While recordkeepers and other service providers have an obligation to keep private information private, plan sponsors sometimes volunteer more information than is required. For example, oversharing Social Security numbers can open the door to potential misuse. While it is necessary to provide participant information for certain purposes, generally, less is more.

Insure Against Breaches

Two types of insurance address cyberbreaches: cybersecurity insurance and fiduciary liability insurance. Most employers have a cybersecurity insurance policy that covers the organization, but plan sponsors should make sure the policy specifically covers its retirement plan or plans.

Fiduciary liability insurance protects against claims of a breach, but employers and plan sponsors should ensure that the policy also covers claims of fiduciary breach due to cybertheft. This specific coverage may require a rider or separate policy.
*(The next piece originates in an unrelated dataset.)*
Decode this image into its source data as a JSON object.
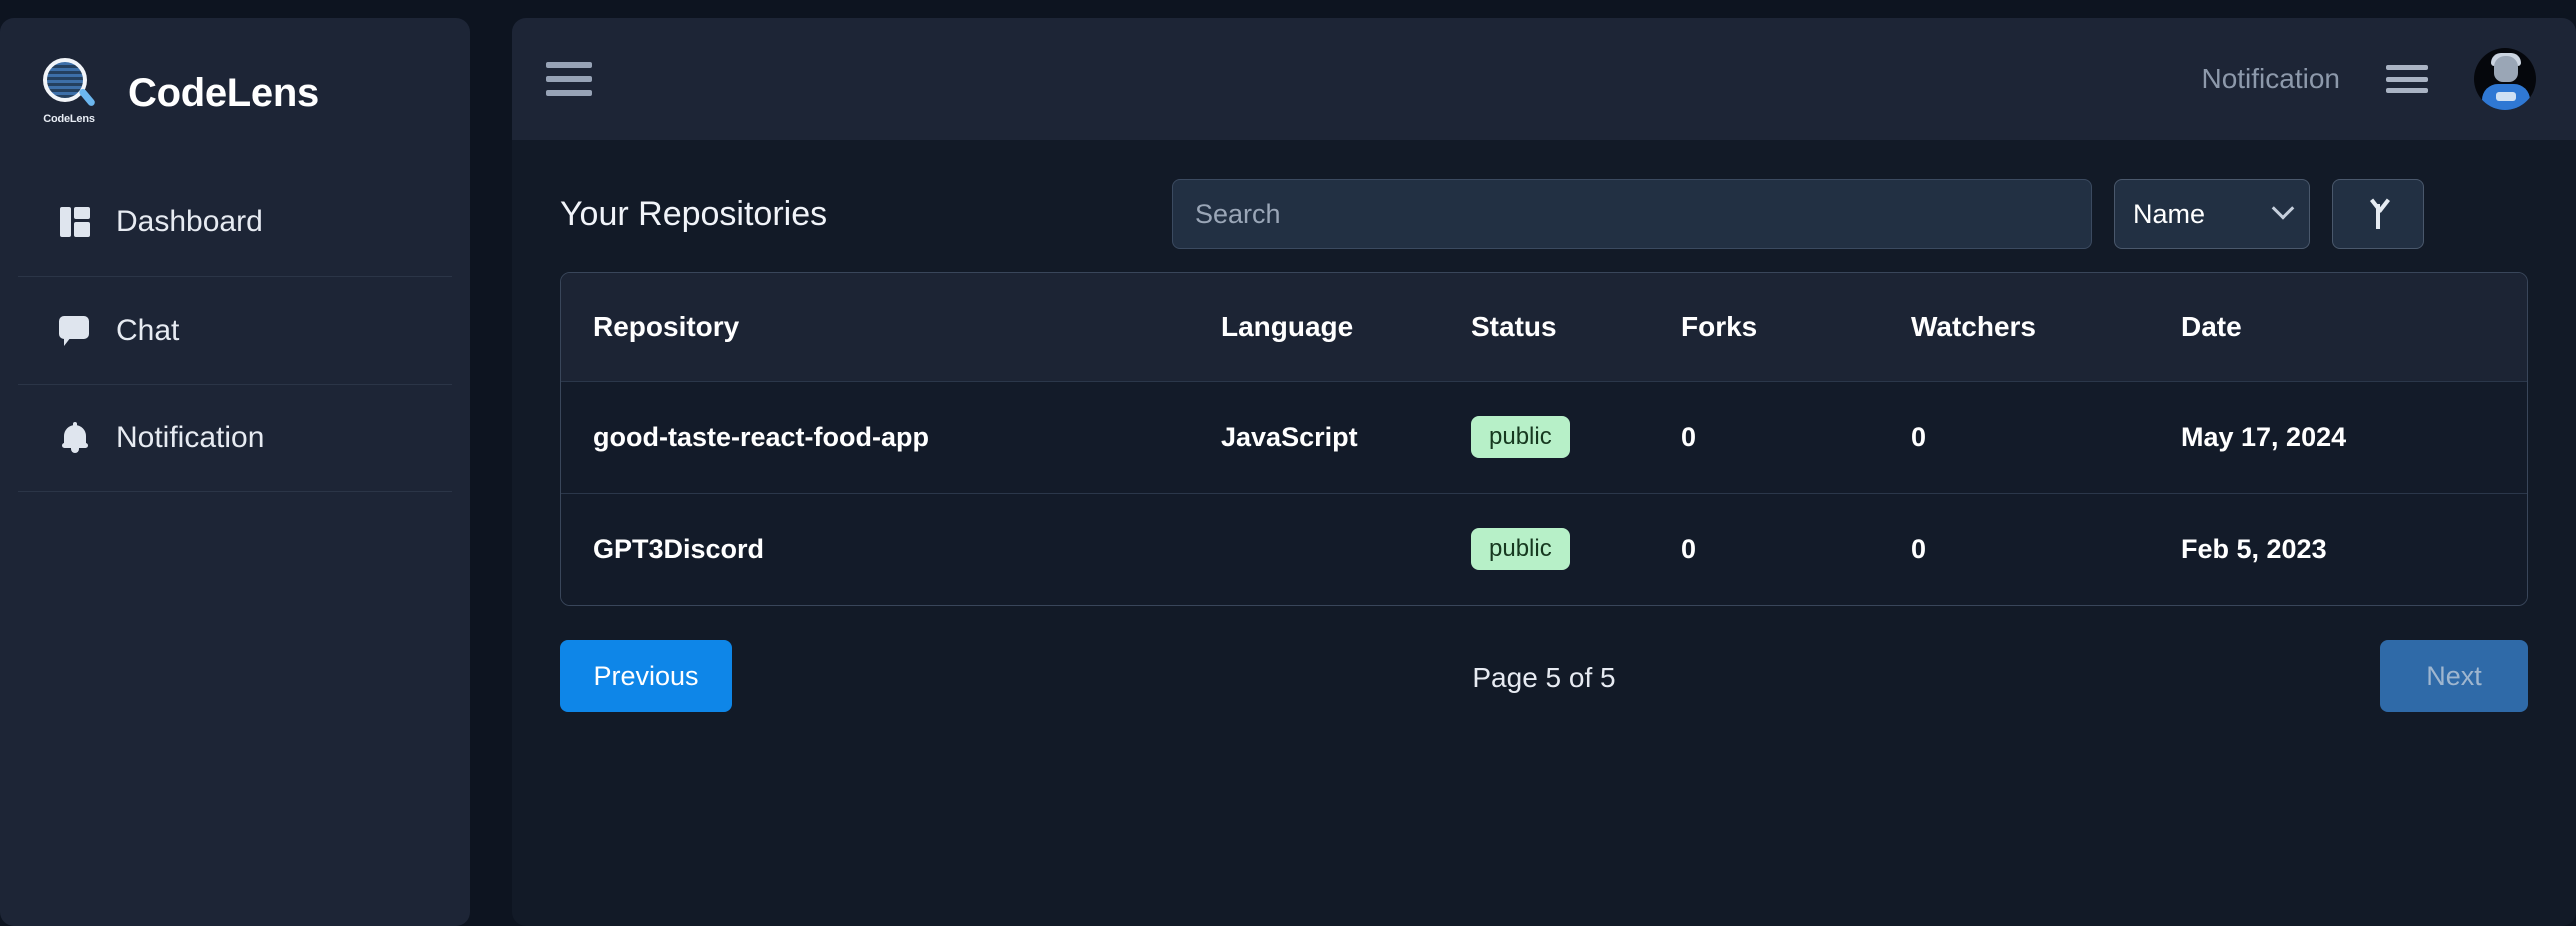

An indemnification provision in service provider agreements is an added layer of protection. It requires the service provider to make a participant whole in the event of a data breach or dollars breach on the provider’s end. This type of provision ensures the organization is not held financially responsible, nor is an insurance claim needed. Keep in mind: If a contract contains this provision, the plan sponsor must take certain steps to prevent data breaches on their end. 

Focus on Participants

Recordkeepers maintain safeguards to ensure the security of participant accounts, but individuals who have never logged in remain vulnerable. In fact, participants who rarely log in are less likely to change their passwords or notice any unusual account activity. Meanwhile, participants who have never logged in fail to establish user identification, passwords, and authentication methods to verify identity.

Plan sponsors and recordkeepers should communicate the benefits of logging in on a regular basis. This practice is not important only to ensure cybersecurity but also to help participants better understand their path to retirement security. The DOL suggests participants close or delete all unused accounts, use caution when accessing unsecured Wi-Fi networks, and be wary of phishing messages that ask for personal information.

Maintaining current contact information for each participant is another way to protect against cyberthreats. However, if contact information is out of date, this safeguard fails. With an ever-increasing digital environment and heightened focus on the safety of participants’ assets, cybersecurity in retirement plans will remain a DOL focus. Prudent plan sponsors will take appropriate actions now to protect their retirement plan participants and organizations.